"Is it Worth Switching from White Rice to Brown?" In 2012 a meta-analysis was published tying white rice consumption to diabetes, especially in Asian countries, as I explored previously. But even in the U.S., where we eat much less, the regular consumption of white rice was associated with higher risk of type 2 diabetes, though brown rice was associated with lower risk, and that was after controlling for other lifestyle and dietary factors such as smoking and exercise and meat, fruit, and vegetable consumption. They estimated that replacing even just a third of a serving per day of white rice with the same amount of brown rice might lower diabetes risk 16%. Since the meta-analysis was published in 2012, a study out of Spain suggested white rice consumption was associated with decreased diabetes risk, but it was a tiny study compared to the others, hundreds compared to hundreds of thousands of people involved. In Spain, rice is usually consumed in the form of paella, which has a spice, saffron, which may have a therapeutic potential against diabetes. And white rice consumers also ate more beans, which appear to have antidiabetic properties as well. So this gives you a sense of how difficult it is to infer cause and effect relationships from population studies, since you can’t control for everything. Yes, you can control for weight, smoking, alcohol, exercise, etc., but maybe people who are smart enough to eat brown rice are also smart enough to wear seatbelts, and bike helmets, and install smoke detectors, and forgo bungie jumping.

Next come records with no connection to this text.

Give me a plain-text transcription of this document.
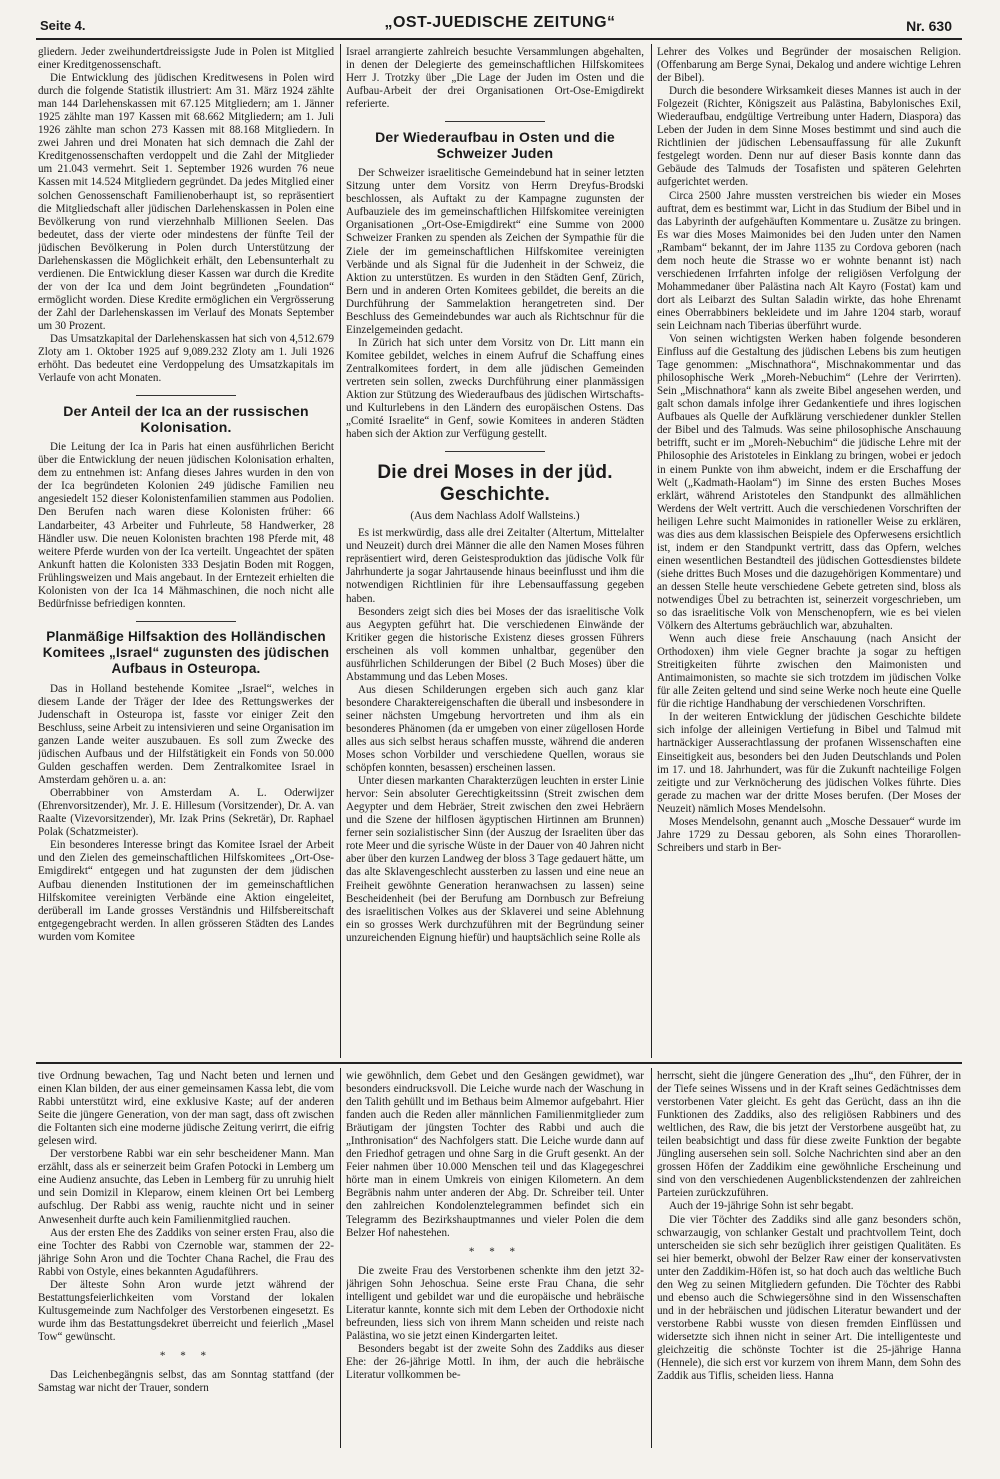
Seite 4.	„OST-JUEDISCHE ZEITUNG“	Nr. 630

gliedern. Jeder zweihundertdreissigste Jude in Polen ist Mitglied einer Kreditgenossenschaft.

Die Entwicklung des jüdischen Kreditwesens in Polen wird durch die folgende Statistik illustriert: Am 31. März 1924 zählte man 144 Darlehenskassen mit 67.125 Mitgliedern; am 1. Jänner 1925 zählte man 197 Kassen mit 68.662 Mitgliedern; am 1. Juli 1926 zählte man schon 273 Kassen mit 88.168 Mitgliedern. In zwei Jahren und drei Monaten hat sich demnach die Zahl der Kreditgenossenschaften verdoppelt und die Zahl der Mitglieder um 21.043 vermehrt. Seit 1. September 1926 wurden 76 neue Kassen mit 14.524 Mitgliedern gegründet. Da jedes Mitglied einer solchen Genossenschaft Familienoberhaupt ist, so repräsentiert die Mitgliedschaft aller jüdischen Darlehenskassen in Polen eine Bevölkerung von rund vierzehnhalb Millionen Seelen. Das bedeutet, dass der vierte oder mindestens der fünfte Teil der jüdischen Bevölkerung in Polen durch Unterstützung der Darlehenskassen die Möglichkeit erhält, den Lebensunterhalt zu verdienen. Die Entwicklung dieser Kassen war durch die Kredite der von der Ica und dem Joint begründeten „Foundation“ ermöglicht worden. Diese Kredite ermöglichen ein Vergrösserung der Zahl der Darlehenskassen im Verlauf des Monats September um 30 Prozent.

Das Umsatzkapital der Darlehenskassen hat sich von 4,512.679 Zloty am 1. Oktober 1925 auf 9,089.232 Zloty am 1. Juli 1926 erhöht. Das bedeutet eine Verdoppelung des Umsatzkapitals im Verlaufe von acht Monaten.

Der Anteil der Ica an der russischen Kolonisation.

Die Leitung der Ica in Paris hat einen ausführlichen Bericht über die Entwicklung der neuen jüdischen Kolonisation erhalten, dem zu entnehmen ist: Anfang dieses Jahres wurden in den von der Ica begründeten Kolonien 249 jüdische Familien neu angesiedelt 152 dieser Kolonistenfamilien stammen aus Podolien. Den Berufen nach waren diese Kolonisten früher: 66 Landarbeiter, 43 Arbeiter und Fuhrleute, 58 Handwerker, 28 Händler usw. Die neuen Kolonisten brachten 198 Pferde mit, 48 weitere Pferde wurden von der Ica verteilt. Ungeachtet der späten Ankunft hatten die Kolonisten 333 Desjatin Boden mit Roggen, Frühlingsweizen und Mais angebaut. In der Erntezeit erhielten die Kolonisten von der Ica 14 Mähmaschinen, die noch nicht alle Bedürfnisse befriedigen konnten.

Planmäßige Hilfsaktion des Holländischen Komitees „Israel“ zugunsten des jüdischen Aufbaus in Osteuropa.

Das in Holland bestehende Komitee „Israel“, welches in diesem Lande der Träger der Idee des Rettungswerkes der Judenschaft in Osteuropa ist, fasste vor einiger Zeit den Beschluss, seine Arbeit zu intensivieren und seine Organisation im ganzen Lande weiter auszubauen. Es soll zum Zwecke des jüdischen Aufbaus und der Hilfstätigkeit ein Fonds von 50.000 Gulden geschaffen werden. Dem Zentralkomitee Israel in Amsterdam gehören u. a. an:

Oberrabbiner von Amsterdam A. L. Oderwijzer (Ehrenvorsitzender), Mr. J. E. Hillesum (Vorsitzender), Dr. A. van Raalte (Vizevorsitzender), Mr. Izak Prins (Sekretär), Dr. Raphael Polak (Schatzmeister).

Ein besonderes Interesse bringt das Komitee Israel der Arbeit und den Zielen des gemeinschaftlichen Hilfskomitees „Ort-Ose-Emigdirekt“ entgegen und hat zugunsten der dem jüdischen Aufbau dienenden Institutionen der im gemeinschaftlichen Hilfskomitee vereinigten Verbände eine Aktion eingeleitet, derüberall im Lande grosses Verständnis und Hilfsbereitschaft entgegengebracht werden. In allen grösseren Städten des Landes wurden vom Komitee

Israel arrangierte zahlreich besuchte Versammlungen abgehalten, in denen der Delegierte des gemeinschaftlichen Hilfskomitees Herr J. Trotzky über „Die Lage der Juden im Osten und die Aufbau-Arbeit der drei Organisationen Ort-Ose-Emigdirekt referierte.

Der Wiederaufbau in Osten und die Schweizer Juden

Der Schweizer israelitische Gemeindebund hat in seiner letzten Sitzung unter dem Vorsitz von Herrn Dreyfus-Brodski beschlossen, als Auftakt zu der Kampagne zugunsten der Aufbauziele des im gemeinschaftlichen Hilfskomitee vereinigten Organisationen „Ort-Ose-Emigdirekt“ eine Summe von 2000 Schweizer Franken zu spenden als Zeichen der Sympathie für die Ziele der im gemeinschaftlichen Hilfskomitee vereinigten Verbände und als Signal für die Judenheit in der Schweiz, die Aktion zu unterstützen. Es wurden in den Städten Genf, Zürich, Bern und in anderen Orten Komitees gebildet, die bereits an die Durchführung der Sammelaktion herangetreten sind. Der Beschluss des Gemeindebundes war auch als Richtschnur für die Einzelgemeinden gedacht.

In Zürich hat sich unter dem Vorsitz von Dr. Litt mann ein Komitee gebildet, welches in einem Aufruf die Schaffung eines Zentralkomitees fordert, in dem alle jüdischen Gemeinden vertreten sein sollen, zwecks Durchführung einer planmässigen Aktion zur Stützung des Wiederaufbaus des jüdischen Wirtschafts- und Kulturlebens in den Ländern des europäischen Ostens. Das „Comité Israelite“ in Genf, sowie Komitees in anderen Städten haben sich der Aktion zur Verfügung gestellt.

Die drei Moses in der jüd. Geschichte.
(Aus dem Nachlass Adolf Wallsteins.)

Es ist merkwürdig, dass alle drei Zeitalter (Altertum, Mittelalter und Neuzeit) durch drei Männer die alle den Namen Moses führen repräsentiert wird, deren Geistesproduktion das jüdische Volk für Jahrhunderte ja sogar Jahrtausende hinaus beeinflusst und ihm die notwendigen Richtlinien für ihre Lebensauffassung gegeben haben.

Besonders zeigt sich dies bei Moses der das israelitische Volk aus Aegypten geführt hat. Die verschiedenen Einwände der Kritiker gegen die historische Existenz dieses grossen Führers erscheinen als voll kommen unhaltbar, gegenüber den ausführlichen Schilderungen der Bibel (2 Buch Moses) über die Abstammung und das Leben Moses.

Aus diesen Schilderungen ergeben sich auch ganz klar besondere Charaktereigenschaften die überall und insbesondere in seiner nächsten Umgebung hervortreten und ihm als ein besonderes Phänomen (da er umgeben von einer zügellosen Horde alles aus sich selbst heraus schaffen musste, während die anderen Moses schon Vorbilder und verschiedene Quellen, woraus sie schöpfen konnten, besassen) erscheinen lassen.

Unter diesen markanten Charakterzügen leuchten in erster Linie hervor: Sein absoluter Gerechtigkeitssinn (Streit zwischen dem Aegypter und dem Hebräer, Streit zwischen den zwei Hebräern und die Szene der hilflosen ägyptischen Hirtinnen am Brunnen) ferner sein sozialistischer Sinn (der Auszug der Israeliten über das rote Meer und die syrische Wüste in der Dauer von 40 Jahren nicht aber über den kurzen Landweg der bloss 3 Tage gedauert hätte, um das alte Sklavengeschlecht aussterben zu lassen und eine neue an Freiheit gewöhnte Generation heranwachsen zu lassen) seine Bescheidenheit (bei der Berufung am Dornbusch zur Befreiung des israelitischen Volkes aus der Sklaverei und seine Ablehnung ein so grosses Werk durchzuführen mit der Begründung seiner unzureichenden Eignung hiefür) und hauptsächlich seine Rolle als

Lehrer des Volkes und Begründer der mosaischen Religion. (Offenbarung am Berge Synai, Dekalog und andere wichtige Lehren der Bibel).

Durch die besondere Wirksamkeit dieses Mannes ist auch in der Folgezeit (Richter, Königszeit aus Palästina, Babylonisches Exil, Wiederaufbau, endgültige Vertreibung unter Hadern, Diaspora) das Leben der Juden in dem Sinne Moses bestimmt und sind auch die Richtlinien der jüdischen Lebensauffassung für alle Zukunft festgelegt worden. Denn nur auf dieser Basis konnte dann das Gebäude des Talmuds der Tosafisten und späteren Gelehrten aufgerichtet werden.

Circa 2500 Jahre mussten verstreichen bis wieder ein Moses auftrat, dem es bestimmt war, Licht in das Studium der Bibel und in das Labyrinth der aufgehäuften Kommentare u. Zusätze zu bringen. Es war dies Moses Maimonides bei den Juden unter den Namen „Rambam“ bekannt, der im Jahre 1135 zu Cordova geboren (nach dem noch heute die Strasse wo er wohnte benannt ist) nach verschiedenen Irrfahrten infolge der religiösen Verfolgung der Mohammedaner über Palästina nach Alt Kayro (Fostat) kam und dort als Leibarzt des Sultan Saladin wirkte, das hohe Ehrenamt eines Oberrabbiners bekleidete und im Jahre 1204 starb, worauf sein Leichnam nach Tiberias überführt wurde.

Von seinen wichtigsten Werken haben folgende besonderen Einfluss auf die Gestaltung des jüdischen Lebens bis zum heutigen Tage genommen: „Mischnathora“, Mischnakommentar und das philosophische Werk „Moreh-Nebuchim“ (Lehre der Verirrten). Sein „Mischnathora“ kann als zweite Bibel angesehen werden, und galt schon damals infolge ihrer Gedankentiefe und ihres logischen Aufbaues als Quelle der Aufklärung verschiedener dunkler Stellen der Bibel und des Talmuds. Was seine philosophische Anschauung betrifft, sucht er im „Moreh-Nebuchim“ die jüdische Lehre mit der Philosophie des Aristoteles in Einklang zu bringen, wobei er jedoch in einem Punkte von ihm abweicht, indem er die Erschaffung der Welt („Kadmath-Haolam“) im Sinne des ersten Buches Moses erklärt, während Aristoteles den Standpunkt des allmählichen Werdens der Welt vertritt. Auch die verschiedenen Vorschriften der heiligen Lehre sucht Maimonides in rationeller Weise zu erklären, was dies aus dem klassischen Beispiele des Opferwesens ersichtlich ist, indem er den Standpunkt vertritt, dass das Opfern, welches einen wesentlichen Bestandteil des jüdischen Gottesdienstes bildete (siehe drittes Buch Moses und die dazugehörigen Kommentare) und an dessen Stelle heute verschiedene Gebete getreten sind, bloss als notwendiges Übel zu betrachten ist, seinerzeit vorgeschrieben, um so das israelitische Volk von Menschenopfern, wie es bei vielen Völkern des Altertums gebräuchlich war, abzuhalten.

Wenn auch diese freie Anschauung (nach Ansicht der Orthodoxen) ihm viele Gegner brachte ja sogar zu heftigen Streitigkeiten führte zwischen den Maimonisten und Antimaimonisten, so machte sie sich trotzdem im jüdischen Volke für alle Zeiten geltend und sind seine Werke noch heute eine Quelle für die richtige Handhabung der verschiedenen Vorschriften.

In der weiteren Entwicklung der jüdischen Geschichte bildete sich infolge der alleinigen Vertiefung in Bibel und Talmud mit hartnäckiger Ausserachtlassung der profanen Wissenschaften eine Einseitigkeit aus, besonders bei den Juden Deutschlands und Polen im 17. und 18. Jahrhundert, was für die Zukunft nachteilige Folgen zeitigte und zur Verknöcherung des jüdischen Volkes führte. Dies gerade zu machen war der dritte Moses berufen. (Der Moses der Neuzeit) nämlich Moses Mendelsohn.

Moses Mendelsohn, genannt auch „Mosche Dessauer“ wurde im Jahre 1729 zu Dessau geboren, als Sohn eines Thorarollen-Schreibers und starb in Ber-

tive Ordnung bewachen, Tag und Nacht beten und lernen und einen Klan bilden, der aus einer gemeinsamen Kassa lebt, die vom Rabbi unterstützt wird, eine exklusive Kaste; auf der anderen Seite die jüngere Generation, von der man sagt, dass oft zwischen die Foltanten sich eine moderne jüdische Zeitung verirrt, die eifrig gelesen wird.

Der verstorbene Rabbi war ein sehr bescheidener Mann. Man erzählt, dass als er seinerzeit beim Grafen Potocki in Lemberg um eine Audienz ansuchte, das Leben in Lemberg für zu unruhig hielt und sein Domizil in Kleparow, einem kleinen Ort bei Lemberg aufschlug. Der Rabbi ass wenig, rauchte nicht und in seiner Anwesenheit durfte auch kein Familienmitglied rauchen.

Aus der ersten Ehe des Zaddiks von seiner ersten Frau, also die eine Tochter des Rabbi von Czernoble war, stammen der 22-jährige Sohn Aron und die Tochter Chana Rachel, die Frau des Rabbi von Ostyle, eines bekannten Agudaführers.

Der älteste Sohn Aron wurde jetzt während der Bestattungsfeierlichkeiten vom Vorstand der lokalen Kultusgemeinde zum Nachfolger des Verstorbenen eingesetzt. Es wurde ihm das Bestattungsdekret überreicht und feierlich „Masel Tow“ gewünscht.

* * *

Das Leichenbegängnis selbst, das am Sonntag stattfand (der Samstag war nicht der Trauer, sondern

wie gewöhnlich, dem Gebet und den Gesängen gewidmet), war besonders eindrucksvoll. Die Leiche wurde nach der Waschung in den Talith gehüllt und im Bethaus beim Almemor aufgebahrt. Hier fanden auch die Reden aller männlichen Familienmitglieder zum Bräutigam der jüngsten Tochter des Rabbi und auch die „Inthronisation“ des Nachfolgers statt. Die Leiche wurde dann auf den Friedhof getragen und ohne Sarg in die Gruft gesenkt. An der Feier nahmen über 10.000 Menschen teil und das Klagegeschrei hörte man in einem Umkreis von einigen Kilometern. An dem Begräbnis nahm unter anderen der Abg. Dr. Schreiber teil. Unter den zahlreichen Kondolenztelegrammen befindet sich ein Telegramm des Bezirkshauptmannes und vieler Polen die dem Belzer Hof nahestehen.

* * *

Die zweite Frau des Verstorbenen schenkte ihm den jetzt 32-jährigen Sohn Jehoschua. Seine erste Frau Chana, die sehr intelligent und gebildet war und die europäische und hebräische Literatur kannte, konnte sich mit dem Leben der Orthodoxie nicht befreunden, liess sich von ihrem Mann scheiden und reiste nach Palästina, wo sie jetzt einen Kindergarten leitet.

Besonders begabt ist der zweite Sohn des Zaddiks aus dieser Ehe: der 26-jährige Mottl. In ihm, der auch die hebräische Literatur vollkommen be-

herrscht, sieht die jüngere Generation des „Ihu“, den Führer, der in der Tiefe seines Wissens und in der Kraft seines Gedächtnisses dem verstorbenen Vater gleicht. Es geht das Gerücht, dass an ihn die Funktionen des Zaddiks, also des religiösen Rabbiners und des weltlichen, des Raw, die bis jetzt der Verstorbene ausgeübt hat, zu teilen beabsichtigt und dass für diese zweite Funktion der begabte Jüngling ausersehen sein soll. Solche Nachrichten sind aber an den grossen Höfen der Zaddikim eine gewöhnliche Erscheinung und sind von den verschiedenen Augenblickstendenzen der zahlreichen Parteien zurückzuführen.

Auch der 19-jährige Sohn ist sehr begabt.

Die vier Töchter des Zaddiks sind alle ganz besonders schön, schwarzaugig, von schlanker Gestalt und prachtvollem Teint, doch unterscheiden sie sich sehr bezüglich ihrer geistigen Qualitäten. Es sei hier bemerkt, obwohl der Belzer Raw einer der konservativsten unter den Zaddikim-Höfen ist, so hat doch auch das weltliche Buch den Weg zu seinen Mitgliedern gefunden. Die Töchter des Rabbi und ebenso auch die Schwiegersöhne sind in den Wissenschaften und in der hebräischen und jüdischen Literatur bewandert und der verstorbene Rabbi wusste von diesen fremden Einflüssen und widersetzte sich ihnen nicht in seiner Art. Die intelligenteste und gleichzeitig die schönste Tochter ist die 25-jährige Hanna (Hennele), die sich erst vor kurzem von ihrem Mann, dem Sohn des Zaddik aus Tiflis, scheiden liess. Hanna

What we need is a way to fund randomized interventional studies, where we switch people from white rice to brown rice and see what happens. Until then the effects of the consumption of white rice on the development of type 2 diabetes will remain unclear. But we didn’t have such studies... Until now.
Overweight women were randomized into two groups, a weight-loss group with a cup of cooked white rice every day, or a cup of cooked brown for six weeks. And then the groups switched— the white rice group ate brown and vice versa. And when they were eating brown rice they got significantly MORE weight loss, particularly around the waist and hips, lower blood pressure, and less inflammation. Similar effects were found for prediabetics.
Substituting brown rice for white rice led to significantly more weight loss, more waist loss, and better blood pressures. And brown rice may not just help get rid of tummy fat, but also preserve our artery function. See high blood sugars can stiffen our arteries, cutting their ability to relax in half within an hour, whether you’re diabetic, have prediabetes, or nondiabetIc. Though for diabetics, their arteries go down and stay down. And we know that brown rice can have blood sugar lowering effects compared to white rice, so… Can switching to brown rice help preserve arterial function? In folks with metabolic syndrome, within an hour of eating about a cup of cooked white rice, we can get a drop in artery function, but not so with brown rice. Despite all the benefits of whole grain rice, Asian people often prefer white rice, considering it softer and tastier than brown.
But in a focus group of Chinese adults, only a minority had ever even tried it. Before tasting brown rice, the majority of participants considered it to be inferior to white rice in terms of taste and quality. So the researchers just served some up. And after actually tasting it and learning about it, most changed their minds.